Hanes was a 4-year member of the Forbush High School hunter-education-safety team that qualified for the Youth Hunter Education Challenge high school national championship in Raton, N.M. They won the team title in 2015.
He put his outdoor skills to use by patterning a monster mountain buck’s movements enough to drop it on Nov. 11.
“He popped up Nov. 2 (on trail camera) and was the first deer I ever saw on a trail camera,” Hanes said. “I’d thrown out corn two weeks before all over a field. I had a 50-pound bag, but I didn’t put out that much.”
Hanes was hunting from a 12-foot-tall box stand in woods adjacent to a hayfield where he and his father mowed summer hay to feed cows. And he had some competition on a nearby property.
“A friend also was hunting him. He’d showed me some trail-cam pictures,” Hanes said. “The buck usually came (into the field) from 2 to 4 a.m. My friend sent me only three pictures, but he’d been watching the deer for three years. He guessed it was probably 5-years-old.”
He saw the deer before legal shooting light
Because of Veterans Day, the young hunter had the day off from work and school. So he arose early enough to reach his stand before daylight.
“The stand is on some of my land, so I drove my truck, parked, and only had a 100-yard walk,” he said.
When the sun melted away the fog that morning, Hanes spied a lone deer.
“He was the first deer I saw that morning,” he said. “It didn’t get light until 6 a.m. I could see him, but I couldn’t tell if it was a buck or a doe.”
With legal shooting time not until 6:30 a.m., Hanes had to sit for excruciatingly long minutes while waiting for the sun to burn off the mist.
“He finally turned, and I could see part of one antler,” he said. “Then a sun’s ray hit his brow tine, and I could see with my scope it was split.

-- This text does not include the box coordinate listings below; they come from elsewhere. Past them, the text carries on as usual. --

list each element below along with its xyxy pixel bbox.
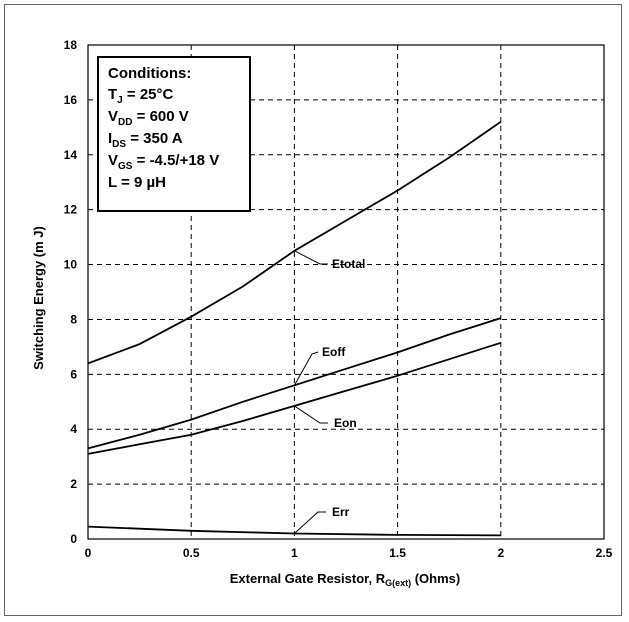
condition-vdd: VDD = 600 V — [108, 108, 189, 128]
condition-tj: TJ = 25°C — [108, 86, 174, 106]
annotation-label-etotal: Etotal — [332, 257, 365, 271]
x-axis-title-main: External Gate Resistor, R — [230, 571, 386, 586]
x-axis-title: External Gate Resistor, RG(ext) (Ohms) — [230, 571, 460, 588]
y-tick-label: 16 — [64, 93, 78, 107]
x-tick-label: 2 — [497, 546, 504, 560]
y-tick-label: 6 — [70, 367, 77, 381]
annotation-label-eon: Eon — [334, 416, 357, 430]
x-tick-label: 0.5 — [183, 546, 200, 560]
annotation-leader-etotal — [294, 250, 328, 265]
x-axis-title-suffix: (Ohms) — [411, 571, 460, 586]
condition-ids: IDS = 350 A — [108, 130, 183, 150]
y-tick-label: 18 — [64, 38, 78, 52]
conditions-title: Conditions: — [108, 65, 191, 82]
y-axis-title: Switching Energy (m J) — [31, 226, 46, 370]
annotations: Etotal Eoff Eon Err — [293, 250, 365, 534]
chart-frame — [4, 4, 622, 616]
annotation-label-eoff: Eoff — [322, 345, 346, 359]
x-tick-label: 0 — [85, 546, 92, 560]
y-tick-label: 2 — [70, 477, 77, 491]
annotation-leader-eoff — [293, 351, 319, 386]
x-tick-label: 1 — [291, 546, 298, 560]
conditions-box: Conditions: TJ = 25°C VDD = 600 V IDS = … — [97, 56, 251, 212]
y-tick-label: 10 — [64, 258, 78, 272]
y-tick-label: 12 — [64, 203, 78, 217]
y-tick-label: 4 — [70, 422, 77, 436]
tick-labels: 0 0.5 1 1.5 2 2.5 0 2 4 6 8 10 12 14 16 18 — [64, 38, 613, 560]
annotation-leader-eon — [294, 405, 328, 424]
x-axis-title-subscript: G(ext) — [385, 578, 411, 588]
plot-area — [87, 44, 605, 540]
x-tick-label: 1.5 — [389, 546, 406, 560]
condition-vgs: VGS = -4.5/+18 V — [108, 152, 219, 172]
y-tick-label: 0 — [70, 532, 77, 546]
annotation-label-err: Err — [332, 505, 350, 519]
y-tick-label: 14 — [64, 148, 78, 162]
x-tick-label: 2.5 — [596, 546, 613, 560]
annotation-leader-err — [294, 511, 326, 534]
y-tick-label: 8 — [70, 312, 77, 326]
condition-l: L = 9 µH — [108, 174, 166, 191]
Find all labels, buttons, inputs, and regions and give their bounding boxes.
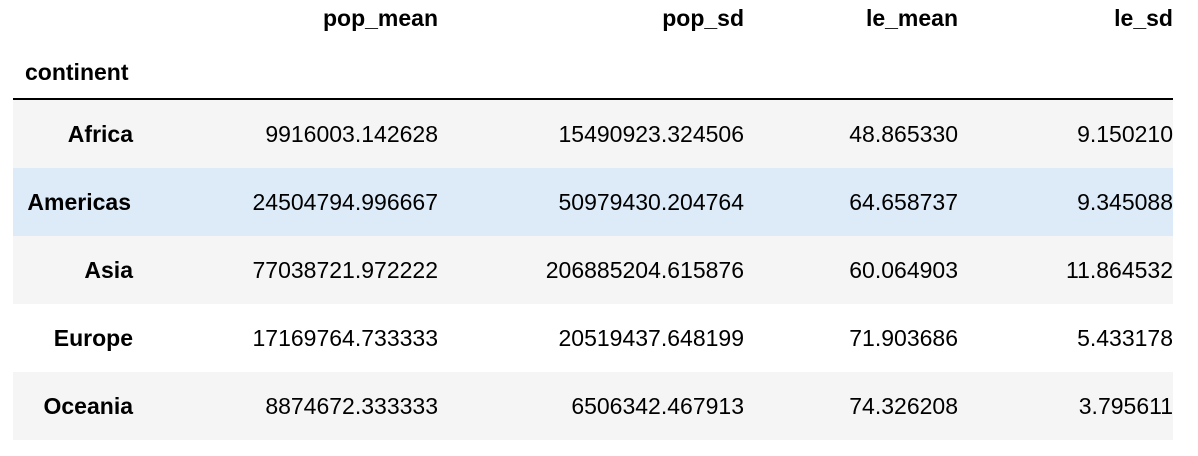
row-index: Americas: [27, 189, 131, 215]
cell-le-mean: 60.064903: [849, 257, 958, 283]
cell-le-sd: 3.795611: [1078, 393, 1173, 419]
cell-pop-sd: 15490923.324506: [558, 121, 744, 147]
column-header-le-mean: le_mean: [865, 5, 958, 31]
cell-pop-mean: 24504794.996667: [252, 189, 438, 215]
row-index: Asia: [84, 257, 133, 283]
cell-le-mean: 74.326208: [849, 393, 958, 419]
cell-le-sd: 9.345088: [1077, 189, 1173, 215]
cell-pop-mean: 8874672.333333: [265, 393, 438, 419]
cell-le-mean: 48.865330: [849, 121, 958, 147]
table-row: Asia 77038721.972222 206885204.615876 60…: [13, 236, 1173, 304]
table-body: Africa 9916003.142628 15490923.324506 48…: [13, 100, 1173, 440]
cell-pop-sd: 20519437.648199: [558, 325, 744, 351]
cell-le-mean: 71.903686: [849, 325, 958, 351]
cell-le-mean: 64.658737: [849, 189, 958, 215]
cell-le-sd: 5.433178: [1077, 325, 1173, 351]
row-index: Africa: [67, 121, 133, 147]
cell-pop-sd: 206885204.615876: [545, 257, 744, 283]
cell-pop-mean: 9916003.142628: [265, 121, 438, 147]
table-row[interactable]: Americas 24504794.996667 50979430.204764…: [13, 168, 1173, 236]
cell-pop-mean: 17169764.733333: [252, 325, 438, 351]
table-row: Africa 9916003.142628 15490923.324506 48…: [13, 100, 1173, 168]
row-index: Europe: [53, 325, 133, 351]
column-header-pop-mean: pop_mean: [322, 5, 438, 31]
column-header-pop-sd: pop_sd: [662, 5, 744, 31]
index-name-header: continent: [25, 59, 129, 85]
cell-le-sd: 11.864532: [1065, 257, 1173, 283]
cell-pop-sd: 50979430.204764: [558, 189, 744, 215]
cell-pop-sd: 6506342.467913: [571, 393, 744, 419]
column-header-le-sd: le_sd: [1114, 5, 1173, 31]
table-row: Europe 17169764.733333 20519437.648199 7…: [13, 304, 1173, 372]
header-rule: [13, 98, 1173, 100]
cell-pop-mean: 77038721.972222: [252, 257, 438, 283]
row-index: Oceania: [43, 393, 134, 419]
table-row: Oceania 8874672.333333 6506342.467913 74…: [13, 372, 1173, 440]
cell-le-sd: 9.150210: [1077, 121, 1173, 147]
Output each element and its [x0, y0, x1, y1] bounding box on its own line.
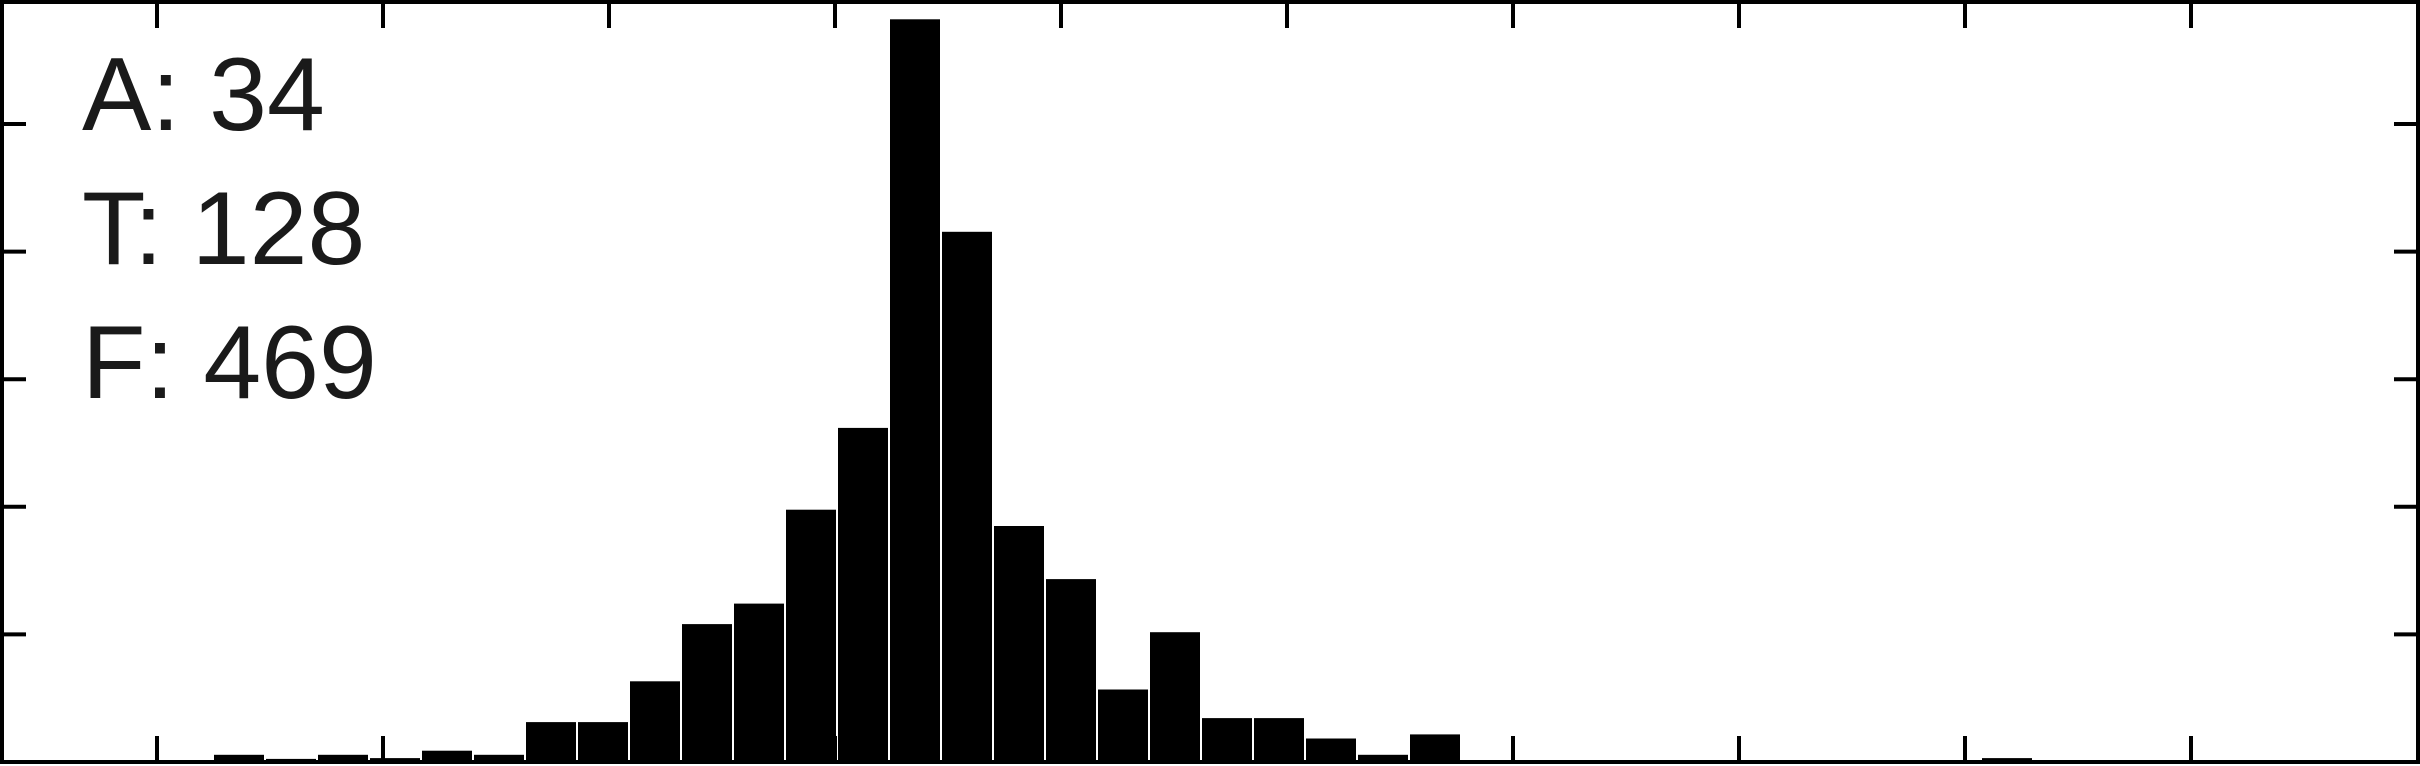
histogram-bar — [680, 622, 734, 763]
histogram-bar — [1148, 630, 1202, 764]
histogram-bar — [1200, 716, 1254, 763]
histogram-bar — [784, 507, 838, 764]
histogram-bar — [524, 720, 578, 763]
histogram-bar — [628, 679, 682, 763]
histogram-bar — [1408, 732, 1462, 764]
histogram-bar — [1096, 687, 1150, 763]
histogram-bar — [1044, 577, 1098, 763]
histogram-bar — [1304, 736, 1358, 763]
annotation-a: A: 34 — [82, 37, 325, 153]
bars-group — [212, 17, 2034, 764]
annotation-t: T: 128 — [82, 171, 365, 287]
histogram-bar — [940, 229, 994, 764]
histogram-bar — [836, 425, 890, 763]
annotation-f: F: 469 — [82, 305, 377, 421]
histogram-bar — [992, 524, 1046, 763]
histogram-bar — [576, 720, 630, 763]
histogram-bar — [732, 601, 786, 763]
histogram-bar — [1252, 716, 1306, 763]
histogram-bar — [888, 17, 942, 764]
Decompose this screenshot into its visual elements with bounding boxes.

He had a big body.”
Hanes had loaded his Accura .50-calliber inline muzzleloader with 100 grains of Pyrodex. He seated a QT 250-grain sabot bullet down the muzzle.
Hanes had to get help dragging the big deer
“It’s an old gun, the same one I used in Hunter Safety competitions. So I felt comfortable with it,” he said.
Once it was light enough, Hanes stared through the Vortex 4-12×44 Crossfire scope at the buck.
“I didn’t know how long he’d stay in the field. So I put the crosshairs behind his shoulder at 100 yards and squeezed the trigger,” he said.
The buck mule-kicked, then extended its head while running 25 yards to the woods.
“It was pretty dry, so I could her him fall,” the young hunter said.
Hanes didn’t wait long until climbing down from his stand.
“It was a big field that drops off to a creek,” he said. “I could track where he’d stumbled in the leaves. He didn’t bleed at all.”
Hanes called his dad and friend Jordan Dinkins. They helped drag the buck to the field.
“I needed their help,” Hanes said. “He weighed 235 pounds.”